A sukkah is a structure described in the Torah and used in celebrating the Jewish holiday of Sukkot. The Torah instructed the Children of Israel to commemorate their Exodus from Ancient Egypt by dwelling for seven days every autumn in temporary structures reminiscent of those in which they lived during their 40 years of wandering the desert before settling in the Land of Israel. Many Jews continue this practice. The Sukkah City competition and installation aimed to re-imagine the sukkah in contemporary design.

Journalists Joshua Foer and Roger Bennett conceived the competition, and Reboot, an organization that promotes Jewish culture (and which Bennett co-founded), sponsored it.
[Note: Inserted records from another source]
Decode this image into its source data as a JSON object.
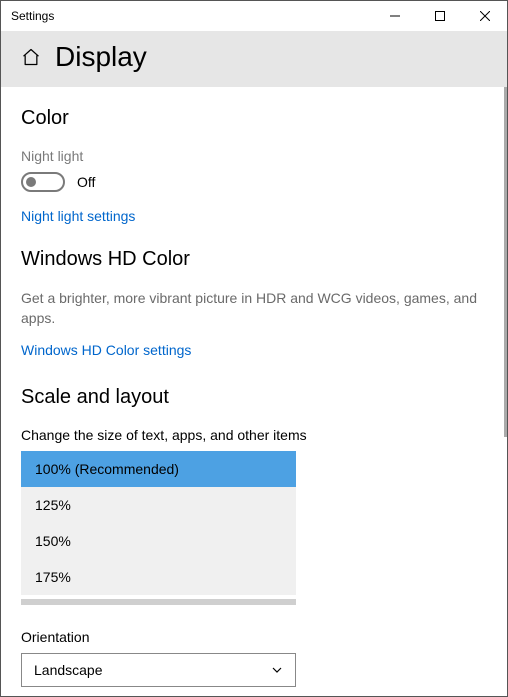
{
  "window": {
    "title": "Settings"
  },
  "header": {
    "title": "Display"
  },
  "color": {
    "section": "Color",
    "night_light_label": "Night light",
    "night_light_state": "Off",
    "night_light_link": "Night light settings"
  },
  "hd": {
    "section": "Windows HD Color",
    "desc": "Get a brighter, more vibrant picture in HDR and WCG videos, games, and apps.",
    "link": "Windows HD Color settings"
  },
  "scale": {
    "section": "Scale and layout",
    "size_label": "Change the size of text, apps, and other items",
    "options": {
      "o0": "100% (Recommended)",
      "o1": "125%",
      "o2": "150%",
      "o3": "175%"
    },
    "orientation_label": "Orientation",
    "orientation_value": "Landscape"
  }
}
A committee of art critics and architects selected 12 winners from a field of over 600 entries. The twelve winning entries were constructed at Brooklyn's Gowanus Studio Space, and driven by truck to Union Square Park for display on September 19 and 20, 2010, from dawn to dusk. The design chosen as "the people's choice" stood, starting on September 22, 2010, for the seven days of the Jewish holiday of Sukkot. Some entries were also selected for display at the Center for Architecture in New York City during September.

Sukkah City competition was to be documented in a book, Sukkah City: Radically Temporary Architecture for the Next 3000 Years. However, the book has yet to be published.
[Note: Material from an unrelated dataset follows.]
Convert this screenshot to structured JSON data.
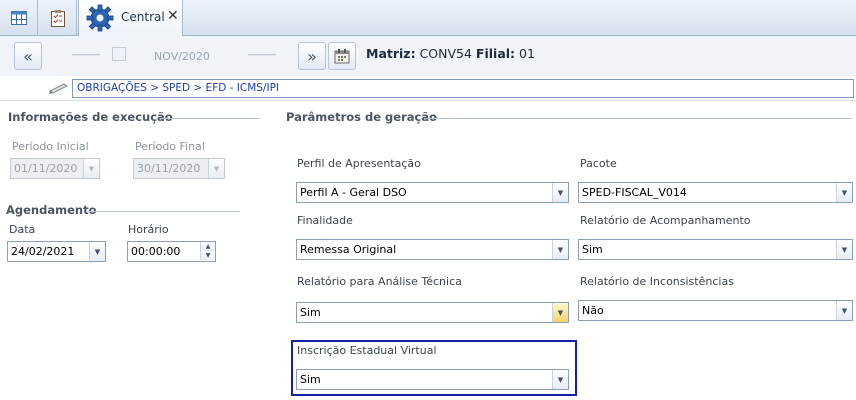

Sukkah City, a 2013 documentary film about the competition directed by Jason Hutt, is distributed by First Run Features and is available for purchase or rental on YouTube, Amazon, Kanopy and other sources.

==The competition==
The competition was launched with an announcement in May 2010. By June hundreds of architects, artists, and designers had entered. The deadline for entries was August 1, 2010.

The jury included Rick Bell, Executive Director of the New York Chapter of the American Institute of Architects, Geoff Manaugh, a senior editor at Dwell magazine, architecture critic Paul Goldberger designer Ron Arad, architect Thom Mayne, winner of the Pritzker Prize, Michael Arad, Allan Chochinov, Matias Corea, Steven Heller, Natalie Jeremijenko, Maira Kalman, Thomas de Monchaux, Ada Tolla and Adam Yarinsky. The rabbinic adviser was Dani Passow.

Foer expects the entries to range from "the latest in digital fabrication to handmade craft techniques."

During the period when the 12 winners stood in the park, visitors were able to vote for their favorite design.

The "People’s Choice Award" sukkah was entitled Fractured Bubble, and was designed by Henry Grosman and Babak Bryan.

===Design requirements===

The contest's rules required entries to conform to Jewish law governing the sukkah:

- It must be a temporary structure.
- The roof must be made of non-edible plant material.
- The roof must be thick enough to shade those sitting inside in daytime, and thin enough so that stars are visible through the roof at night.
- The walls must be at least 10 handsbreadth tall, but can be made of any material. The body of a dead whale can serve as a wall.
- The sukkah can also be built atop a live camel.

According to competition organizer Joshua Foer:
The sukkah is a space to ceremonially practice homelessness.... In that sense it is an architecture of both memory and empathy—memory of the huts the Israelites dwelled in during their exodus from Egypt long ago, and empathy for those who live today without solid shelter over their heads. It goes up in the fall, just when it's no longer entirely comfortable to be outside.

One of the winning entries, the Sukkah of the Signs designed by architects Ronald Rael and Virginia San Fratello, clad the sukkah structure with several hundred homeless signs collected from the homeless around the United States.